A floresta amazônica apresenta, aproximadamente, 16.000 espécies arbóreas, das quais 227 espécies são consideradas hiperdominantes, ou seja, mais comuns de serem encontradas na maioria das regiões amazônicas como é o caso do cacau (Theobroma cacao). Das dez espécies de árvores mais hiperdominantes, seis têm forte importância econômica, por exemplo, como o açaí (Euterpe precatória) – a espécie de árvore mais comum em toda a ampla região amazônica. Estas plantas podem apresentar produção extrativista, mas, embora pareçam naturais, encontram-se em biomas previamente perturbados pela ação humana, ou seja, sua distribuição na região, provavelmente resultou do manejo humano, realizado pelos povos indígenas habitantes da floresta.
A alteração da composição florestal iniciou com pequenas populações, a cerca de 10.000 – 9.000 anos, por meio de diversas atividades de plantio e colheita eventuais em torno de acampamentos e aldeias ou ao longo de trilhas e em pousios. No começo estas mudanças nas paisagens eram pequenas e pouco significativas, mas, com o passar do tempo, com o crescimento destas populações, tais mudanças se tornaram intensas e importantes. Esses plantios favoreceram plantas úteis e proporcionaram a domesticação da paisagem, ou seja, mudaram a frequência de ocorrência destas plantas e animais úteis na floresta, tornando-a mais agradável para o convívio humano.
Entre 8.000 e 4.000 anos, através de um processo coevolutivo, envolvendo indígenas e paisagens, do uso controlado do fogo, e do estímulo, favorecimento e estímulo de espécies úteis, foram formados sistemas agroflorestais que envolviam plantas de ciclo curto e de ciclo longo.
Os primeiros sistemas agrícolas desenvolvidos, ocorreram na Amazônia há cerca de 6.000 anos, quando o cultivo casual em quintais e florestas foi transformado para sustentar populações maiores. As tecnologias agrícolas se converteram em vantagens competitivas de ocupação e sobrevivência nos territórios amazônicos. Na Amazônia isto incluiu o plantio intenso de árvores, ou os sistemas agroflorestais, bem como de culturas básicas como raízes e sementes.

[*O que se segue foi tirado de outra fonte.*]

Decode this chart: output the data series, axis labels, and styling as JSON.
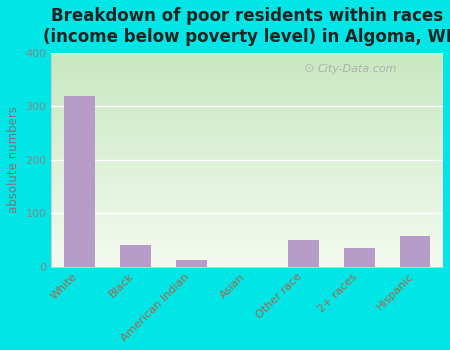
{
  "title": "Breakdown of poor residents within races\n(income below poverty level) in Algoma, WI",
  "categories": [
    "White",
    "Black",
    "American Indian",
    "Asian",
    "Other race",
    "2+ races",
    "Hispanic"
  ],
  "values": [
    320,
    40,
    13,
    0,
    50,
    35,
    57
  ],
  "bar_color": "#b89cc8",
  "ylabel": "absolute numbers",
  "ylim": [
    0,
    400
  ],
  "yticks": [
    0,
    100,
    200,
    300,
    400
  ],
  "background_color": "#00e5e5",
  "plot_bg_top": "#c8e8c0",
  "plot_bg_bottom": "#f4faf0",
  "title_fontsize": 12,
  "label_fontsize": 8.5,
  "tick_fontsize": 8,
  "ylabel_color": "#777777",
  "ytick_color": "#888888",
  "xtick_color": "#aa6644",
  "watermark": "City-Data.com",
  "grid_color": "#ffffff",
  "spine_color": "#cccccc"
}
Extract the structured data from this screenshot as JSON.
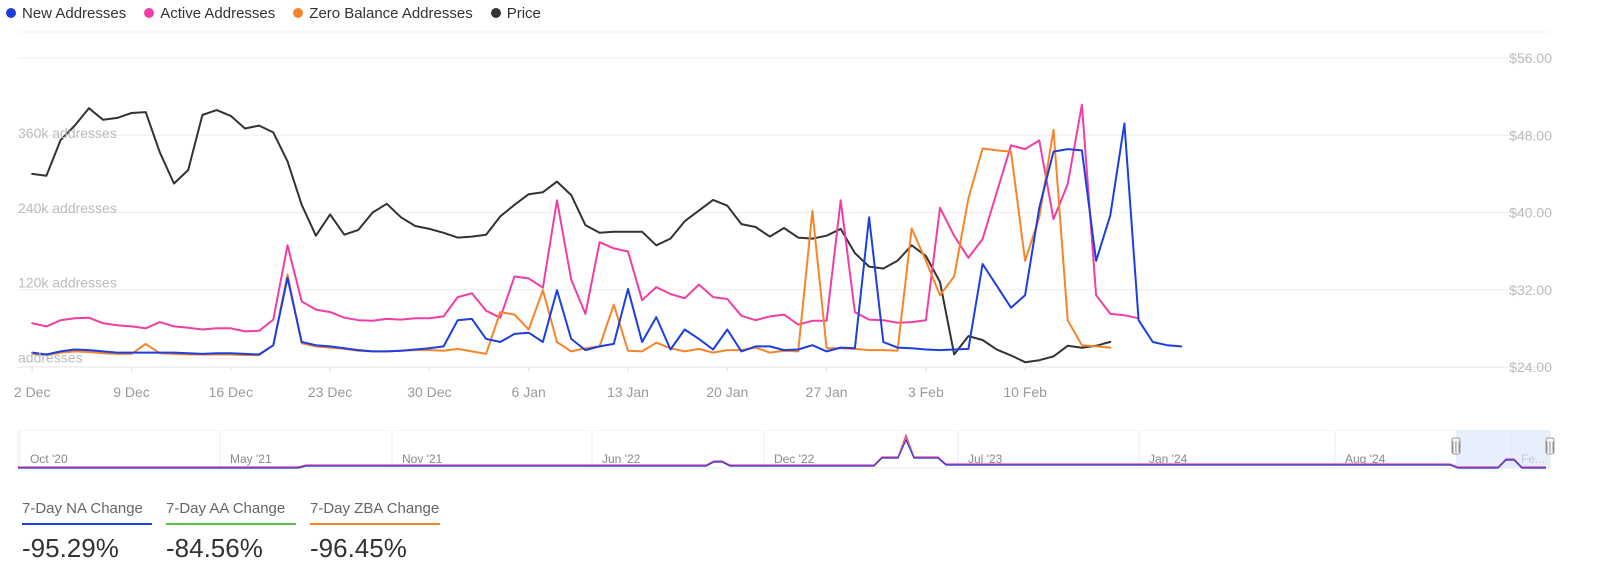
{
  "legend": [
    {
      "label": "New Addresses",
      "color": "#1d3fe0"
    },
    {
      "label": "Active Addresses",
      "color": "#f03ea6"
    },
    {
      "label": "Zero Balance Addresses",
      "color": "#f5852b"
    },
    {
      "label": "Price",
      "color": "#333333"
    }
  ],
  "chart_data": {
    "type": "line",
    "x_tick_labels": [
      "2 Dec",
      "9 Dec",
      "16 Dec",
      "23 Dec",
      "30 Dec",
      "6 Jan",
      "13 Jan",
      "20 Jan",
      "27 Jan",
      "3 Feb",
      "10 Feb"
    ],
    "left_axis": {
      "tick_labels": [
        "addresses",
        "120k addresses",
        "240k addresses",
        "360k addresses"
      ],
      "ticks": [
        0,
        120000,
        240000,
        360000
      ],
      "ylim": [
        -15000,
        480000
      ]
    },
    "right_axis": {
      "tick_labels": [
        "$24.00",
        "$32.00",
        "$40.00",
        "$48.00",
        "$56.00"
      ],
      "ticks": [
        24,
        32,
        40,
        48,
        56
      ],
      "ylim": [
        24,
        56
      ]
    },
    "x_range": [
      -1,
      107
    ],
    "grid": true,
    "series": [
      {
        "name": "Active Addresses",
        "axis": "left",
        "color": "#f03ea6",
        "values": [
          55000,
          50000,
          60000,
          63000,
          64000,
          55000,
          52000,
          50000,
          47000,
          57000,
          50000,
          48000,
          45000,
          47000,
          47000,
          42000,
          43000,
          61000,
          180000,
          90000,
          77000,
          73000,
          64000,
          60000,
          59000,
          62000,
          61000,
          63000,
          63000,
          66000,
          97000,
          103000,
          75000,
          64000,
          130000,
          127000,
          112000,
          252000,
          125000,
          70000,
          185000,
          175000,
          170000,
          92000,
          113000,
          102000,
          95000,
          117000,
          97000,
          94000,
          67000,
          60000,
          66000,
          69000,
          53000,
          59000,
          59000,
          252000,
          73000,
          61000,
          60000,
          56000,
          57000,
          60000,
          240000,
          195000,
          160000,
          190000,
          265000,
          340000,
          334000,
          348000,
          222000,
          278000,
          405000,
          100000,
          70000,
          68000,
          63000
        ]
      },
      {
        "name": "New Addresses",
        "axis": "left",
        "color": "#1d3fe0",
        "values": [
          8000,
          5000,
          10000,
          13000,
          12000,
          10000,
          8000,
          8000,
          8000,
          8000,
          8000,
          7000,
          6000,
          7000,
          7000,
          6000,
          5000,
          20000,
          128000,
          25000,
          20000,
          18000,
          15000,
          12000,
          10000,
          10000,
          11000,
          13000,
          15000,
          18000,
          60000,
          62000,
          30000,
          25000,
          38000,
          40000,
          25000,
          108000,
          30000,
          12000,
          18000,
          22000,
          110000,
          25000,
          65000,
          13000,
          45000,
          30000,
          13000,
          45000,
          10000,
          18000,
          18000,
          12000,
          13000,
          20000,
          10000,
          16000,
          15000,
          225000,
          25000,
          16000,
          15000,
          13000,
          12000,
          13000,
          14000,
          150000,
          115000,
          80000,
          100000,
          240000,
          330000,
          334000,
          332000,
          155000,
          228000,
          375000,
          60000,
          25000,
          20000,
          18000
        ]
      },
      {
        "name": "Zero Balance Addresses",
        "axis": "left",
        "color": "#f5852b",
        "values": [
          6000,
          4000,
          8000,
          10000,
          9000,
          7000,
          6000,
          6000,
          22000,
          7000,
          6000,
          5000,
          5000,
          5000,
          5000,
          4000,
          4000,
          20000,
          133000,
          23000,
          18000,
          16000,
          14000,
          11000,
          10000,
          10000,
          11000,
          12000,
          12000,
          11000,
          14000,
          10000,
          6000,
          73000,
          69000,
          45000,
          108000,
          25000,
          10000,
          15000,
          18000,
          85000,
          11000,
          10000,
          24000,
          15000,
          10000,
          14000,
          8000,
          12000,
          12000,
          16000,
          8000,
          11000,
          10000,
          235000,
          15000,
          15000,
          14000,
          12000,
          12000,
          11000,
          207000,
          155000,
          100000,
          130000,
          255000,
          335000,
          332000,
          330000,
          155000,
          225000,
          365000,
          60000,
          20000,
          18000,
          16000
        ]
      },
      {
        "name": "Price",
        "axis": "right",
        "color": "#333333",
        "values": [
          44.0,
          43.8,
          47.5,
          49.0,
          50.8,
          49.6,
          49.8,
          50.3,
          50.4,
          46.2,
          43.0,
          44.4,
          50.1,
          50.6,
          50.0,
          48.7,
          49.0,
          48.3,
          45.3,
          40.8,
          37.6,
          39.8,
          37.7,
          38.2,
          40.0,
          40.9,
          39.5,
          38.6,
          38.3,
          37.9,
          37.4,
          37.5,
          37.7,
          39.6,
          40.8,
          41.9,
          42.1,
          43.2,
          41.8,
          38.7,
          37.9,
          38.0,
          38.0,
          38.0,
          36.6,
          37.3,
          39.1,
          40.2,
          41.3,
          40.7,
          38.8,
          38.5,
          37.5,
          38.4,
          37.4,
          37.3,
          37.6,
          38.3,
          35.8,
          34.4,
          34.2,
          35.0,
          36.6,
          35.5,
          32.8,
          25.3,
          27.2,
          26.8,
          25.8,
          25.2,
          24.5,
          24.7,
          25.1,
          26.2,
          26.0,
          26.2,
          26.6
        ]
      }
    ]
  },
  "navigator": {
    "labels": [
      "Oct '20",
      "May '21",
      "Nov '21",
      "Jun '22",
      "Dec '22",
      "Jul '23",
      "Jan '24",
      "Aug '24",
      "Fe..."
    ],
    "handle_symbol": "|||"
  },
  "stats": [
    {
      "label": "7-Day NA Change",
      "value": "-95.29%",
      "color": "#1d3fe0"
    },
    {
      "label": "7-Day AA Change",
      "value": "-84.56%",
      "color": "#5cc04a"
    },
    {
      "label": "7-Day ZBA Change",
      "value": "-96.45%",
      "color": "#f5852b"
    }
  ]
}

Os primeiros relatos sobre a região amazônica, aproximadamente em 1.500, descrevem abundância de populações bem alimentadas, cercadas por pomares (ou sistemas agroflorestais primitivos) nas terras altas e campos sazonais nas várzeas. Hoje com tantas dúvidas sobre qual o melhor modelo de desenvolvimento para a Amazônia em um ambiente de mudanças climáticas onde a manutenção da floresta seria extremamente importante, não deveríamos nos esquecer do legado das populações tradicionais cujo convívio com a maior floresta tropical do mundo a manteve em pé e produtiva, em parte devido ao desenvolvimento de tecnologias de plantio que privilegiaram sistemas agroflorestais.